Testing and quality assurance of the superconducting strands, and subsequently the full cable, is absolutely vital. A new test facility at CERN, equipped with its own helium refrigerator, will come into operation soon. This facility will be used for quality control of the strands during production, whereas most of the final cable will be tested in a similar facility at Brookhaven as part of the CERNUS collaboration.
For the magnets themselves, tests on 1 metre dipole models underlined the wisdom of reverting to the original 6-block coil design after a flirtation with a 5-block configuration.
During 1998 two more 10 metre collared coils were delivered by industry and assembled at CERN into complete magnets, and the first 15 metre prototype dipole, built by industry under an agreement between CERN and the Italian INFN, was put through its paces. While the nominal field for LHC magnets to handle 7 TeV beams is 8.34T, 9T is seen as the ultimate goal. While the former figure is usually a cinch, the latter is not, underlining the need for careful quality control at all stages in the manufacture and assembly, and the importance of the collaring procedure to anchor all components securely under immense magnetic forces and when cooled to 2 K.

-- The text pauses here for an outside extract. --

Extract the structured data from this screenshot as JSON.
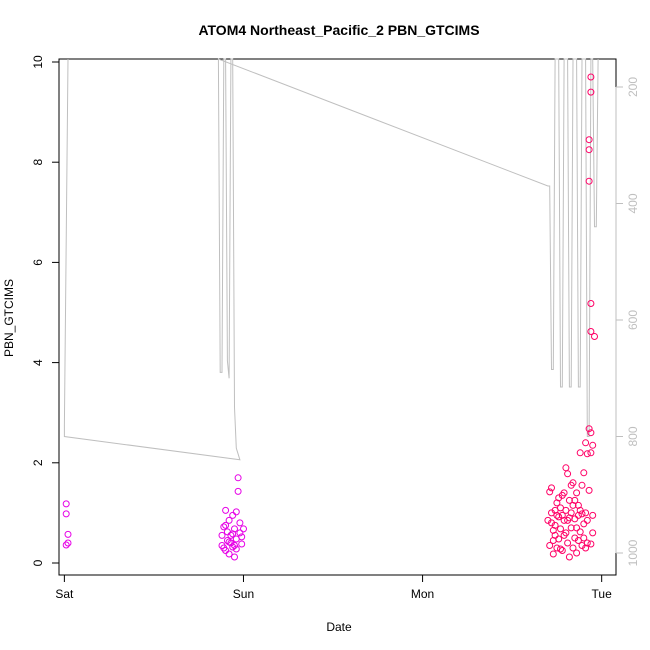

Orders for six prototype collared coils with the series manufacture design have been issued, and the first has even arrived. These will be assembled into cryomagnets at CERN, as industry is not yet equipped with the necessary 15 metre hydraulic presses for the welding of the cold mass.
Prototype high-temperature superconducting current leads have been ordered and tested. Other cryogenic-related equipment reflects further the world involvement in the LHC. Power supplies for quench heaters are being developed by a collaboration working through the Indian Centre of Advanced Technology, Indore, while equipment to handle the extraction of the stored superconducting energy in the event of a quench is being designed and constructed by Russian industry and by IHEP, Serpukhov.
Also being supplied from Russia, in this case the Budker Institute, Novosibirsk, are 360 warm dipoles and 180 quadrupoles for the two 2.5 km transfer lines feeding protons from the SPS to the LHC. The first magnets have arrived.
With the technical specification of the dipole cold masses complete, almost the last act of 1998 at CERN was to issue a call for tenders for the first phase of LHC dipole procurement.